2. ## Re: maclaurin series

Taking the derivative, you find $f'(x) = -\dfrac{1}{1-x} = -\sum_{n\ge 0}x^n$. Integrating both sides, we get $f(x) = -\sum_{n\ge 0}\dfrac{x^{n+1}}{n+1}+C$. Since $f(0) = 0 = C$, this becomes $\ln(1-x) = -\sum_{n\ge 1}\dfrac{x^n}{n}$ (after you reindex to start at one instead of zero).

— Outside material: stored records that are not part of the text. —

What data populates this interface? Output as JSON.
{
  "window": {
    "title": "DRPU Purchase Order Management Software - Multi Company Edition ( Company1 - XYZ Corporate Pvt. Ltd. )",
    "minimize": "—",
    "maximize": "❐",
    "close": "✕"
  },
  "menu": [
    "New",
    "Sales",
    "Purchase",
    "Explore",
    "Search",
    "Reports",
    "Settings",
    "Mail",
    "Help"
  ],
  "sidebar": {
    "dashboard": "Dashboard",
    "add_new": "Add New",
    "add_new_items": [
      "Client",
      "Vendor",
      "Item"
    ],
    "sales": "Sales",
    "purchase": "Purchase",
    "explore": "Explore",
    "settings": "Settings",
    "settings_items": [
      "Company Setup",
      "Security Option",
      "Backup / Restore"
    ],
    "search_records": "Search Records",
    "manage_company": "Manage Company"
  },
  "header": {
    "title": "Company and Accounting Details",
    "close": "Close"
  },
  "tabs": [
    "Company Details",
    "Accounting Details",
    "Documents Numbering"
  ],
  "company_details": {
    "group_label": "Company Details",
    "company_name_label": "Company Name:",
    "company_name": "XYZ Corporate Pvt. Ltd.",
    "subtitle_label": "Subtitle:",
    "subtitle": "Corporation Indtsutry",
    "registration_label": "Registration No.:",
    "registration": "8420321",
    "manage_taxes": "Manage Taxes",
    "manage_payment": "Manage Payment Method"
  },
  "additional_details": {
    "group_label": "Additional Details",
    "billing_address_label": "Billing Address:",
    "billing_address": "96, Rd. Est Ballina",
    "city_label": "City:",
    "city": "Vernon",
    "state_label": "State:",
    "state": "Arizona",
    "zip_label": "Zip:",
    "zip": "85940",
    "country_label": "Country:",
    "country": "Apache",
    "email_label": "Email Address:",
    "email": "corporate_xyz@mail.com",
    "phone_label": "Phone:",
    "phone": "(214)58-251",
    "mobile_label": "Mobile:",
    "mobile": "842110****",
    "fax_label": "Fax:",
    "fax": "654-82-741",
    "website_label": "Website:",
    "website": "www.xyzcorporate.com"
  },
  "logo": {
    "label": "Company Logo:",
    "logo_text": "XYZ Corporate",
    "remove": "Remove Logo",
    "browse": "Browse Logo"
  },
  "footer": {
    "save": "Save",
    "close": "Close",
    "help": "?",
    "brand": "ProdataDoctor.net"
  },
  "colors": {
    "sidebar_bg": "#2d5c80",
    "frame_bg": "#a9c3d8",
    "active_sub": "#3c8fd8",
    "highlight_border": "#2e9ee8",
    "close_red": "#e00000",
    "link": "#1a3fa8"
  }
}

3. ## Re: maclaurin series

Let $g(x)=\ln(1+x)$

$f(x)=g(-x)$

We know (or can easily find out) that

$g(x)=\displaystyle{\sum_{k=1}^\infty}(-1)^{k-1}\dfrac{x^k}{k}$

$f(x)=g(-x)=\displaystyle{\sum_{k=1}^\infty}(-1)^{k-1}\dfrac{(-x)^k}{k}$

$f(x)=\displaystyle{\sum_{k=1}^\infty}(-1)^{k-1}(-1)^k\dfrac{x^k}{k}$

$f(x)=\displaystyle{\sum_{k=1}^\infty}-\dfrac{x^k}{k}$

4. ## Re: maclaurin series

thank you! and how do i find R?

5. ## Re: maclaurin series

Originally Posted by tinspire
thank you! and how do i find R?
The radius of convergence is the same as that of ln(1+x) (or if you use the method I gave you, it is the radius of convergence of the geometric sum, which is 1).